- Born: Geraldine Mary Boldy 4 November 1944 Bradford, West Yorkshire, England
- Died: 25 April 2007 (aged 62) London, England
- Education: Bradford College Sunderland College
- Occupation: Production designer
- Employer: BBC
- Spouses: ; Tony Scott ​ ​(m. 1967; div. 1974)​ ; Archie Foulds ​ ​(m. 2006; died 2007)​
- Awards: British Academy Television Craft Awards (2000, 2002)

= Gerry Scott =

English television production designer (1944–2007)

Gerry Scott Foulds (born Geraldine Mary Boldy; 4 November 1944 – 25 April 2007) was an English production designer.

==Biography==
Born Geraldine Mary Boldy in Bradford, West Yorkshire, she graduated with qualifications in art from Bradford College and Sunderland College in the late 1960s. She then joined the design department of the BBC, after initially being rejected "because she was a painter and couldn't draw plans"; she learned how to do plans over a six-month period before reapplying for the job.

At the BBC, Scott worked on such productions as Sykes, Porridge, Ripping Yarns and Blake's 7 from 1972 to 1980. Her work on the 1991 miniseries Clarissa saw her find her calling as a designer on historical dramas, and her subsequent work included Middlemarch (1994), Pride and Prejudice (1995), Wives and Daughters (1999), The Way We Live Now (2001) and He Knew He Was Right (2004).
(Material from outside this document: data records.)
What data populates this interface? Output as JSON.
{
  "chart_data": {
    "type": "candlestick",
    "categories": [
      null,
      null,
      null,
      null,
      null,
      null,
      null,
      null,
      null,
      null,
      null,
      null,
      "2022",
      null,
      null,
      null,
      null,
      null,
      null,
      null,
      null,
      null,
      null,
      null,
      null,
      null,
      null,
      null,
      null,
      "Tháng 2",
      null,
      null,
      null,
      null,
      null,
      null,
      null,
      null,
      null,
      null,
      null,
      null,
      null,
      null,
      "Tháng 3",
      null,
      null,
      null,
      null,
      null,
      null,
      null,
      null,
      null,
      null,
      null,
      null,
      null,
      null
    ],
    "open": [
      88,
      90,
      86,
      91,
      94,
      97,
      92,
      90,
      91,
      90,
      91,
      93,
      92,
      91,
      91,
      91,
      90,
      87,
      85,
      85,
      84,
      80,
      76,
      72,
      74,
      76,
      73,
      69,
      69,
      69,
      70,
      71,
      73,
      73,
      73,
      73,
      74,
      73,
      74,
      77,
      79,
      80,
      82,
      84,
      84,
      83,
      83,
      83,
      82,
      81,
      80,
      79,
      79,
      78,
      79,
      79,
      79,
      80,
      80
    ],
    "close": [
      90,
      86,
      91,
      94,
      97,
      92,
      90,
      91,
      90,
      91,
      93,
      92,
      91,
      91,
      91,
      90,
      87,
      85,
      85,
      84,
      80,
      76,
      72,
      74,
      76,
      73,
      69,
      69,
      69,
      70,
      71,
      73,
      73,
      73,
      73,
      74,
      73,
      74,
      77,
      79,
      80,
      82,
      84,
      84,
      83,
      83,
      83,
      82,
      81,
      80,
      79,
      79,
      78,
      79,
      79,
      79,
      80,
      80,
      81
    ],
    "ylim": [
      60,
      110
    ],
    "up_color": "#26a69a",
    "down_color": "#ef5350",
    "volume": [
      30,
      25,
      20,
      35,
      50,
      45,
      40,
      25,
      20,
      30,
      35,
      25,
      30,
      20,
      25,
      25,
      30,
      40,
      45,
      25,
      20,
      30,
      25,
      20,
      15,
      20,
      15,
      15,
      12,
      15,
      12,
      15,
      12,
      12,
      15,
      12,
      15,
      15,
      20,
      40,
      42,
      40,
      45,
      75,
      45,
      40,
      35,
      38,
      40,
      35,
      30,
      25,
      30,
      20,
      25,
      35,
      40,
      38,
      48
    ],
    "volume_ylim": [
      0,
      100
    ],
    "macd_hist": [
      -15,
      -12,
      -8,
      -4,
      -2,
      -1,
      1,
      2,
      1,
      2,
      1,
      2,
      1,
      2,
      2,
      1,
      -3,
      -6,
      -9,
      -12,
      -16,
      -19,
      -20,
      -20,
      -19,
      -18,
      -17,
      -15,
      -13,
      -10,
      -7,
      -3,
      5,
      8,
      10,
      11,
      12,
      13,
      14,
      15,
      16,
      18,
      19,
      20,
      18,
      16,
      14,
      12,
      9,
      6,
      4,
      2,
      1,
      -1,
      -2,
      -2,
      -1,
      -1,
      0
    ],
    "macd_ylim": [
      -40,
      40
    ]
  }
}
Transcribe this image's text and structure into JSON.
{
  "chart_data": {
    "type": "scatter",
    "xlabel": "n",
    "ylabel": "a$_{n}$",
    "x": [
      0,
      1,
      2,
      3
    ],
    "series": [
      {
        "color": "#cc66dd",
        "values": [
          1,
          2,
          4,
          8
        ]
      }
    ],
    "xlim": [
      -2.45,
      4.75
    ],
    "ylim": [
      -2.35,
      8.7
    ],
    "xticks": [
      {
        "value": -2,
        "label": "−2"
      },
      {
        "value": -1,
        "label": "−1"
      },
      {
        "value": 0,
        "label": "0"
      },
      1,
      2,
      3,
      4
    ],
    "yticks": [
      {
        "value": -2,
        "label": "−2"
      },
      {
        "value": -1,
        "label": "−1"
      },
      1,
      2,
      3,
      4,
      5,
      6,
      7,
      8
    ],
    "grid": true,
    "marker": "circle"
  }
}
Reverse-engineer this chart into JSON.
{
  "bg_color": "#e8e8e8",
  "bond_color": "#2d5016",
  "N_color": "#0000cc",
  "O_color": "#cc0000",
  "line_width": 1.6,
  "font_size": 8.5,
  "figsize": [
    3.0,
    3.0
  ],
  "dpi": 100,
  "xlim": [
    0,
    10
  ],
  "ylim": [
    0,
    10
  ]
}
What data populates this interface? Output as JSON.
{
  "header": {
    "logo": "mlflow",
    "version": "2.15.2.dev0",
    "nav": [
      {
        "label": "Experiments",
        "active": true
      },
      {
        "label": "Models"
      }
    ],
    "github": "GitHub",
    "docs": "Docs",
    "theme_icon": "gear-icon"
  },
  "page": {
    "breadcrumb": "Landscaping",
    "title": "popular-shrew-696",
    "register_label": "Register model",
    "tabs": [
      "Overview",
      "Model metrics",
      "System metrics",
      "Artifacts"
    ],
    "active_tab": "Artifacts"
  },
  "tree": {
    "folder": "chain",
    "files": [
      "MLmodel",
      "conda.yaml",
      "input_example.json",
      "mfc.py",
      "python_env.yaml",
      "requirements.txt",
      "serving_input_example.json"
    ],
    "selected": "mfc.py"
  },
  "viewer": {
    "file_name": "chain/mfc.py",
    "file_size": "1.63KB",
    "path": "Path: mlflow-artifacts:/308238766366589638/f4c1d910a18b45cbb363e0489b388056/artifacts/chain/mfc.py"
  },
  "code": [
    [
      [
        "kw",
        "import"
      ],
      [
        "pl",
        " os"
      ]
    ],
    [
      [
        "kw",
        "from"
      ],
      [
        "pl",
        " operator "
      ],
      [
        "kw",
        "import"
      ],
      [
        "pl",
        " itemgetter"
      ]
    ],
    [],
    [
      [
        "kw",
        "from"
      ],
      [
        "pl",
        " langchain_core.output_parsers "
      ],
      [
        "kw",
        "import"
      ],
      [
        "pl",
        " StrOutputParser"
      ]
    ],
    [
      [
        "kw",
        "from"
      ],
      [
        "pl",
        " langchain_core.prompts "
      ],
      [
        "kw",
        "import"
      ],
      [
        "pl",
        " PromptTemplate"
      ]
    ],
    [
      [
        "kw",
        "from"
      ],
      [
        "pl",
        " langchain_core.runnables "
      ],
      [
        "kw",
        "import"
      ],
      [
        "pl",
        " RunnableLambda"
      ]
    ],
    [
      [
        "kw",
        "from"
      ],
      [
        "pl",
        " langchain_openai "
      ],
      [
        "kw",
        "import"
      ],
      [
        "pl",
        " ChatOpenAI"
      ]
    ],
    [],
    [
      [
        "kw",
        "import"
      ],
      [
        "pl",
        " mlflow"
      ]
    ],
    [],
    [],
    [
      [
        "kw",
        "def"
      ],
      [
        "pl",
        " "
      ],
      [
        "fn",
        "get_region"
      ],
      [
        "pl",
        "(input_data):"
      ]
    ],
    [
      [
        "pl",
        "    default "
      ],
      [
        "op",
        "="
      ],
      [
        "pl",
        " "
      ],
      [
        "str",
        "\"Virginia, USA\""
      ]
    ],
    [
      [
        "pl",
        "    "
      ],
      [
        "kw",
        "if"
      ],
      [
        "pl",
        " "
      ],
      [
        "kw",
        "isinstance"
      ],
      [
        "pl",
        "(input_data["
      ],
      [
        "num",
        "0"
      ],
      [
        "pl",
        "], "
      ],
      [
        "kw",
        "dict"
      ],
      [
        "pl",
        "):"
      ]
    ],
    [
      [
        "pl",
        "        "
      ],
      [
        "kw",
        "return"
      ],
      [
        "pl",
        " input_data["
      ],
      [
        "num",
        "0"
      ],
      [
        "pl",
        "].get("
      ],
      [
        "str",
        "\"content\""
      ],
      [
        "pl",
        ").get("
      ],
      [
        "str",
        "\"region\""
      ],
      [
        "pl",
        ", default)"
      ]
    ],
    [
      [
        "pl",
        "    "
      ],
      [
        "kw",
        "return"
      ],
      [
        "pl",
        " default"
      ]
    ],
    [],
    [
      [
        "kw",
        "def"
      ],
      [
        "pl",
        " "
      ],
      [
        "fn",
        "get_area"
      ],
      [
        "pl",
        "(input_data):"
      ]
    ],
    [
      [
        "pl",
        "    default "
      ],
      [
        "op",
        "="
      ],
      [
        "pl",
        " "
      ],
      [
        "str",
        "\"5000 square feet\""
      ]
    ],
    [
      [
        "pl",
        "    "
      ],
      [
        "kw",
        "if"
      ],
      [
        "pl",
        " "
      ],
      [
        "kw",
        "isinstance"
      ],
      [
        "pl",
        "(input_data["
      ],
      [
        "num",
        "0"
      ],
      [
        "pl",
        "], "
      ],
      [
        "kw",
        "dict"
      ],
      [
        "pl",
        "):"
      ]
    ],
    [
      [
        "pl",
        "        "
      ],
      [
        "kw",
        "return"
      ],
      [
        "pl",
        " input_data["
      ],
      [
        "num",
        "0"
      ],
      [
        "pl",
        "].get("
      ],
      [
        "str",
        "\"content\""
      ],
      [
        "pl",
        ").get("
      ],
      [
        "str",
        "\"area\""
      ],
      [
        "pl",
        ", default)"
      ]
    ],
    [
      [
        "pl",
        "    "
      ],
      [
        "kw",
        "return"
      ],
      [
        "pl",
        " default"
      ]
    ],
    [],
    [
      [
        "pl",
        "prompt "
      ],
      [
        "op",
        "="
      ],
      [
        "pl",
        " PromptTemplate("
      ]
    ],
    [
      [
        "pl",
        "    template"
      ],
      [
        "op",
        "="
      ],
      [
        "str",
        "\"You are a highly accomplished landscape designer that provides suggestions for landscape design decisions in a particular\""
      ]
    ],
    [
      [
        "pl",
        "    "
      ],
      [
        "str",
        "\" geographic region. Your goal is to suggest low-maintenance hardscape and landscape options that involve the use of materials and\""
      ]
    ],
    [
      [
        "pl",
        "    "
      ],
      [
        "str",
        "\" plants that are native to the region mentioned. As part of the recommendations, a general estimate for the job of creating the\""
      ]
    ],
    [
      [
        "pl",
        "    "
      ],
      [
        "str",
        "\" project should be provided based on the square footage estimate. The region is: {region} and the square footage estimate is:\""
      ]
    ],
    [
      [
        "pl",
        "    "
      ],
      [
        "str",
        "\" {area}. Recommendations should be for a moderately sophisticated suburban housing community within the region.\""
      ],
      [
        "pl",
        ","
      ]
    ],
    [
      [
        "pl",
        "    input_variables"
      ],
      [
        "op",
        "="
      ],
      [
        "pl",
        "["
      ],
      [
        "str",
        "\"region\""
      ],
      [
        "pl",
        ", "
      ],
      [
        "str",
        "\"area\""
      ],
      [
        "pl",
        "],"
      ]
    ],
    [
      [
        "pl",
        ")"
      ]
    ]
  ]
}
In 2002, Scott was diagnosed with a brain tumour which affected her vision; she nonetheless continued working after radical surgery, on an adaptation of Anthony Trollope's He Knew He Was Right. She died from the brain tumour in 2007.

==Awards==
Scott won two British Academy Television Craft Awards (BAFTAs) after being nominated several times: one in 2000 for Wives and Daughters, and the second in 2002 for The Way We Live Now.

==Personal life==
Boldy was married to the film director and producer Tony Scott, whom she had met when they were both students at Sunderland College, from 1967 to 1974. She described her marriage to Scott as "traumatic, wild, and crazy, but the very best", and the two remained friends following their divorce.

She married Archie Foulds, her partner of over ten years, in June 2006. She had no children.